At the end of the economic and/or physical lifetime of a neighbourhood battery, there are several steps that should be followed:
As your neighbourhood battery approaches the end of its life, you may want to consider replacement of the battery with one of the same or smaller/greater capacity depending on analysis of its performance and use. This would be an important time to evaluate not only your battery’s performance, but also the success of your business model, including engaging with your partners and community to assess their satisfaction with the battery. As a result of this evaluation, you may want the new battery to be installed at the same site, or at a new one depending on evolving network conditions and infrastructure. In the former case, this could save costs and time associated with selecting a new site, remediating the old site and preparing the new site.
After use, there is a possibility for a neighbourhood battery to be reused for a second life in other applications. The battery in its second life may be used as a whole pack, or the packs may be disassembled and separated for use in bespoke second life products. The possibility for a battery to be reused in a second life will depend on its use and operation, including how many cycles (charging and discharging) it has done, how deep the cycles have been, and other maintenance factors. So far, the market for second life batteries is still small, but with the growth of batteries in the next few years this market may grow to accommodate better use of batteries and their raw materials.
There is also currently movement in assessing the potential of reusing EV batteries at the end of their life in vehicles for use in stationary electricity storage systems. At the end of their vehicle life, EV batteries typically have a residual capacity of more than 80%, which is not sufficient to meet the portable energy demand of an EV but can be suitable in stationary applications where a lower energy density is suitable. Depending on the state of the EV battery, it could still have a remaining service life of up to ten years after its use in a vehicle. For example, at the beginning of 2022, German energy company RWE began a pilot of 60 lithium-ion batteries, total 4.5MWh capacity, from Audi’s e-tron vehicle development programme.
The second step is its recycling. Lithium-ion batteries are 95% recyclable, meaning 95% of its components can be turned into new batteries or used in other industries, but currently only 2% of Australia’s annual lithium-ion battery waste is actually recycled. Majority of Australia’s battery waste is currently shipped overseas, with the waste that remains being left in landfill, potentially leading to fires and environmental contamination.
Where possible, measures should therefore be taken to recycle your neighbourhood battery to minimise its environmental impact and contribute back to the materials market. Batteries contain non-renewable and valuable materials like lead, lithium, manganese, nickel, and zinc. These materials can be recycled again and again. They can also be harmful to the environment if not properly disposed of.
In all cases, it should be ensured that you choose a responsible recycler to dispose of your battery system. The processes used and the efficiencies of these processes for recycling batteries will depend on the country the battery is from and is being recycled in.
Such questions that should be discussed with a selected recycler include:
- Do they intend to reuse or recycle components of the battery system?
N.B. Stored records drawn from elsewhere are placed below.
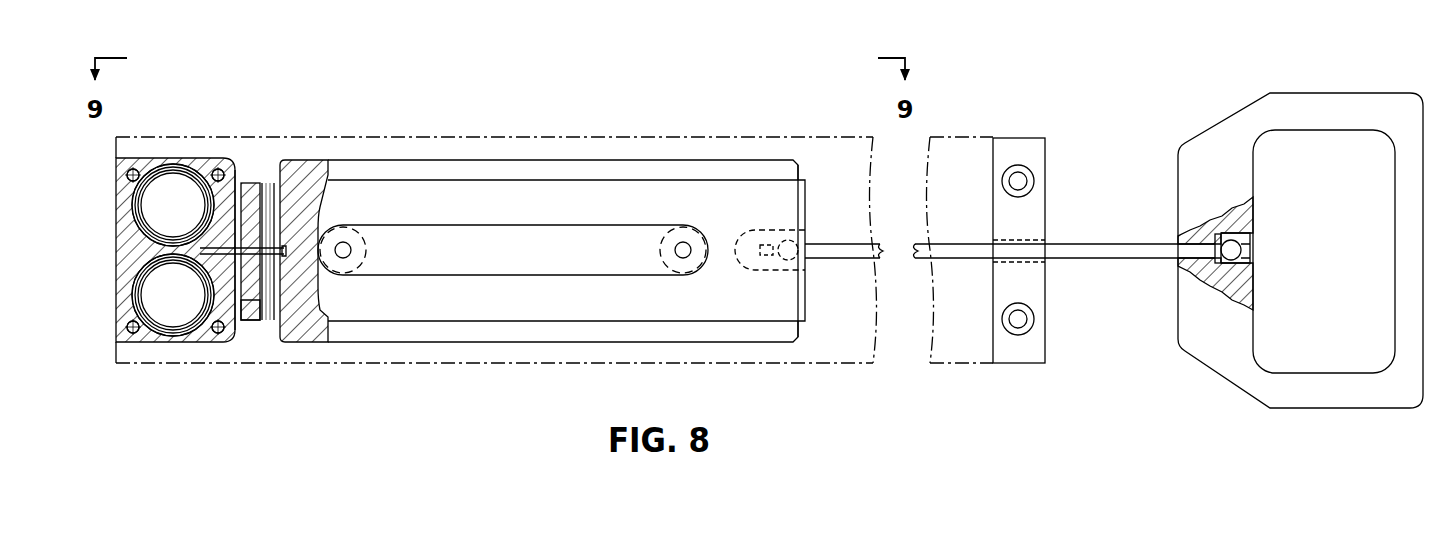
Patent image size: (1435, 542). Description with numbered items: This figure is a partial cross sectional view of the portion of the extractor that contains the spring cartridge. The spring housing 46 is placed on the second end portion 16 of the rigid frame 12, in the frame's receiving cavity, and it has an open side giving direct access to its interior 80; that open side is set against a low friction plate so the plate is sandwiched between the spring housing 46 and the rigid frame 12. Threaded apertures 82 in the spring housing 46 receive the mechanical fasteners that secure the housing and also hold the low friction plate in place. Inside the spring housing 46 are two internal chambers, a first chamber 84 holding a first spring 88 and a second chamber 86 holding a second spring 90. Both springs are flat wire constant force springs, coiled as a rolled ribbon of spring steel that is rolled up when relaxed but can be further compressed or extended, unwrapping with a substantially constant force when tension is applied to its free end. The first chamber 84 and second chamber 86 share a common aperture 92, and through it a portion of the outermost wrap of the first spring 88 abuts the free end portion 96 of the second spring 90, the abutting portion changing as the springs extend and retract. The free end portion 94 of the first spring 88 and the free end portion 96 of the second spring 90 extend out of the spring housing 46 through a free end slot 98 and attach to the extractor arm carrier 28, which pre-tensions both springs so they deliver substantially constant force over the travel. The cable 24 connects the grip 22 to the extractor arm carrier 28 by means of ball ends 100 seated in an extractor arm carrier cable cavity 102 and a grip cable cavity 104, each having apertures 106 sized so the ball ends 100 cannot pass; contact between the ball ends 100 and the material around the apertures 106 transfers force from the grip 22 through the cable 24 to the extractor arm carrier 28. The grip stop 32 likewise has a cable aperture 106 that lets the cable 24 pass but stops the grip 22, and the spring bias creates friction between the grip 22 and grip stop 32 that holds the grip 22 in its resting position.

The rigid frame 12 is at (618, 88).
The second end portion 16 is at (258, 95).
The grip 22 is at (1300, 290).
The cable 24 is at (1077, 262).
The extractor arm carrier 28 is at (754, 346).
The grip stop 32 is at (1036, 153).
The spring housing 46 is at (112, 290).
The interior 80 is at (118, 210).
The threaded apertures 82 is at (135, 170).
The first chamber 84 is at (173, 198).
The second chamber 86 is at (173, 303).
The first spring 88 is at (244, 182).
The second spring 90 is at (253, 313).
The common aperture 92 is at (305, 330).
The free end portion of the first spring 94 is at (288, 227).
The free end portion of the second spring 96 is at (286, 262).
The free end slot 98 is at (268, 205).
The ball ends 100 is at (786, 240).
The extractor arm carrier cable cavity 102 is at (740, 235).
The grip cable cavity 104 is at (1238, 240).
The apertures 106 is at (806, 260).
- Do they have safety measures in place for recycling the battery?
- Who will transport, and do they have a licence to collect and transport your type ofbattery? (Important as most battery types need a licence to be transported within Australia due to its classification as hazardous waste)
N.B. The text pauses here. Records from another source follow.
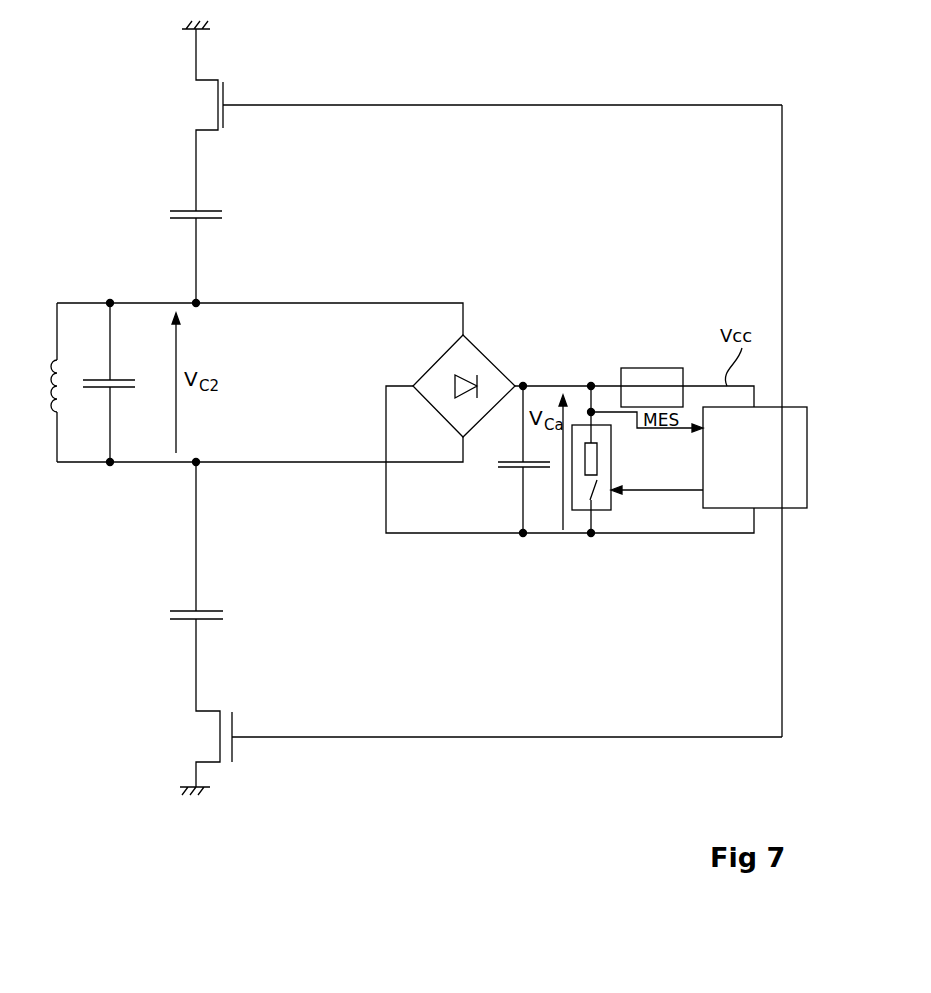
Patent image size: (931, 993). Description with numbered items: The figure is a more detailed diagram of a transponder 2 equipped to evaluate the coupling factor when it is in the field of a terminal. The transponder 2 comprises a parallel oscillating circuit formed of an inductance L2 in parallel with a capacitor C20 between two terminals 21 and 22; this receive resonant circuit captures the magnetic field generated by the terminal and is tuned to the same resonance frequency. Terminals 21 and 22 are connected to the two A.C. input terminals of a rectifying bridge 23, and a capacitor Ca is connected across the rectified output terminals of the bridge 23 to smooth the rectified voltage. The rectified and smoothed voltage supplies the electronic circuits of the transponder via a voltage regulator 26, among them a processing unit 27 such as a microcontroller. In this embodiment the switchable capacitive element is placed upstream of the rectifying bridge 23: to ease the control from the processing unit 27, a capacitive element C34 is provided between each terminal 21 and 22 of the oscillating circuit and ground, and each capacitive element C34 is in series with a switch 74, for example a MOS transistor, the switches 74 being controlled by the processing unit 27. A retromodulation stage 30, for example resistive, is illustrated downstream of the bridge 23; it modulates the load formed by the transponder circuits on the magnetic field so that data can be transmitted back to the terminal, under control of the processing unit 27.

The transponder 2 is at (182, 819).
The terminal 21 is at (108, 301).
The terminal 22 is at (110, 465).
The rectifying bridge 23 is at (492, 359).
The voltage regulator 26 is at (655, 368).
The processing unit 27 is at (723, 508).
The retromodulation stage 30 is at (612, 457).
The switch 74 is at (481, 408).
The capacitive element C34 is at (187, 402).
The resonant capacitor C20 is at (116, 382).
The inductance L2 is at (66, 387).
The capacitor Ca is at (523, 459).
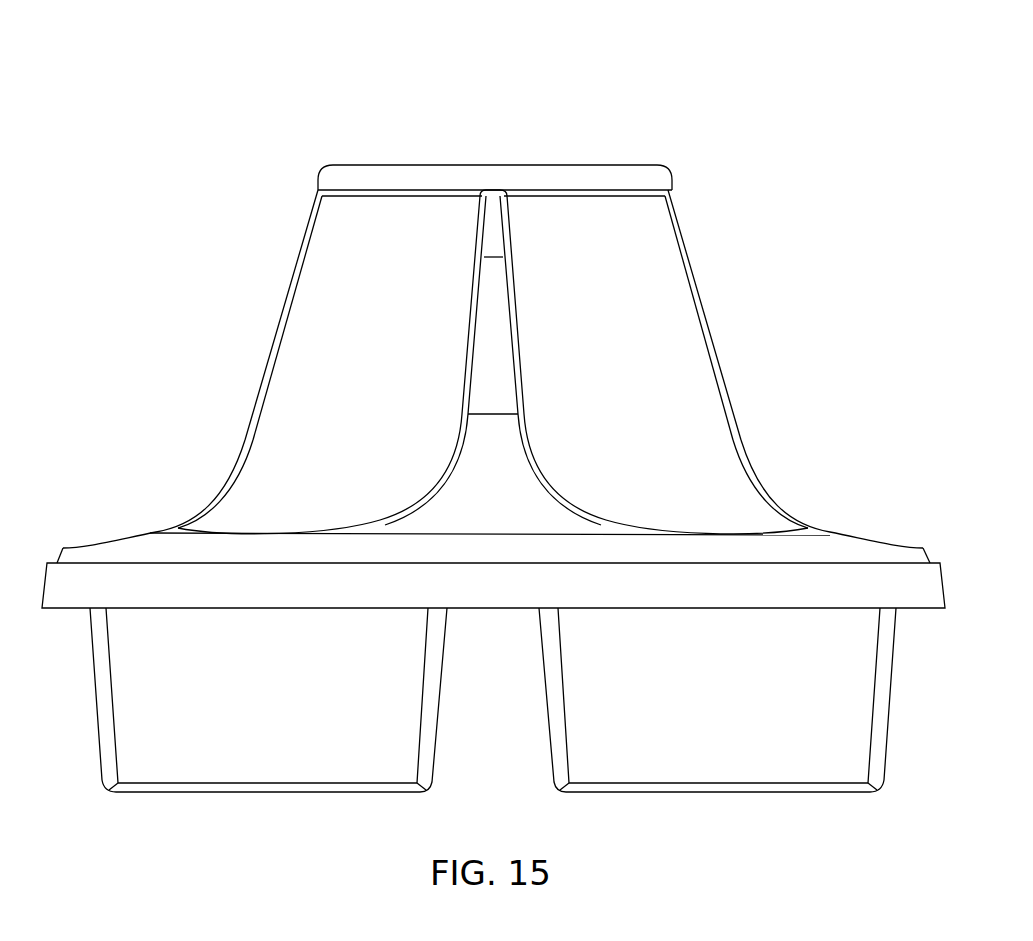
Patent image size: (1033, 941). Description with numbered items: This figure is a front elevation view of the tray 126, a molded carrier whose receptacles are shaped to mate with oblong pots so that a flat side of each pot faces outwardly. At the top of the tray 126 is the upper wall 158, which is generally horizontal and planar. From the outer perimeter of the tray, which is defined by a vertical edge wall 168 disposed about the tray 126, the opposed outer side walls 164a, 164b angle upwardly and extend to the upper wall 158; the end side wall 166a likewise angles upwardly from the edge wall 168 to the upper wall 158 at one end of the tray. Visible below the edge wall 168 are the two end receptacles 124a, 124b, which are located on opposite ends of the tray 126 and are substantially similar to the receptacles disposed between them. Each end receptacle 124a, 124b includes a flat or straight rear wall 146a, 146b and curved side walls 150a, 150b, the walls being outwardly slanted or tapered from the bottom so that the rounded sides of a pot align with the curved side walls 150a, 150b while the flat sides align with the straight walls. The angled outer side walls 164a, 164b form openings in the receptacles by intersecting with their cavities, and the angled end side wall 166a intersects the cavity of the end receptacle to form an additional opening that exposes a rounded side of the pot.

- Who will recycle the battery, where will the recycling occur (preferably Australia), andis the recycler qualified to do so?
- What will happen to the other components of the battery system that cannot be recycled?
The Australian Battery Recycling Initiative (ABRI) was established as a not-for-profit organisation to promote the safe recycling of batteries. Initiatives like the ABRI have emerged to work on establishing collection points and recycling facilities for batteries to be recycled in Australia. On their website (Australian Battery Recycling Initiative), they provide location-specific recycling facilities and partners.
The last option for the end of life of your neighbourhood battery should be that of disposal. Even in this case, the disposal of the battery must be done in a particular and careful manner due to the toxic materials within the battery and the potential for them to negatively impact the environment if not properly disposed. You should ask your battery installer for an end-of-life plan for the battery system. An accredited installer should be consulted to gain advice on deinstallation.
Where the neighbourhood battery was located, there may need to be some site remediation to return it to its previous condition. This will only be the case for ground mounted batteries and not for pole-mounted batteries. It will also depend on the site of the battery and if it is on public land, such as in a park, or private land, such as in commercial or industrial settings as remediation requirements will likely be more involved for public rather than private sites. It is important to note site remediation for a neighbourhood battery is very different to that for remediating a mine site or chemical factory. The battery and its components during its lifetime should be well contained, as needed to ensure its safe and non-obstructing operation, and therefore shouldn’t have had any significant environmental impact. Site remediation will therefore just include consideration for things like ensuring all battery components and infrastructure are cleared, replanting any plants or trees, and working with your DNSP to ensure the battery’s grid connection is safely returned to its prior state.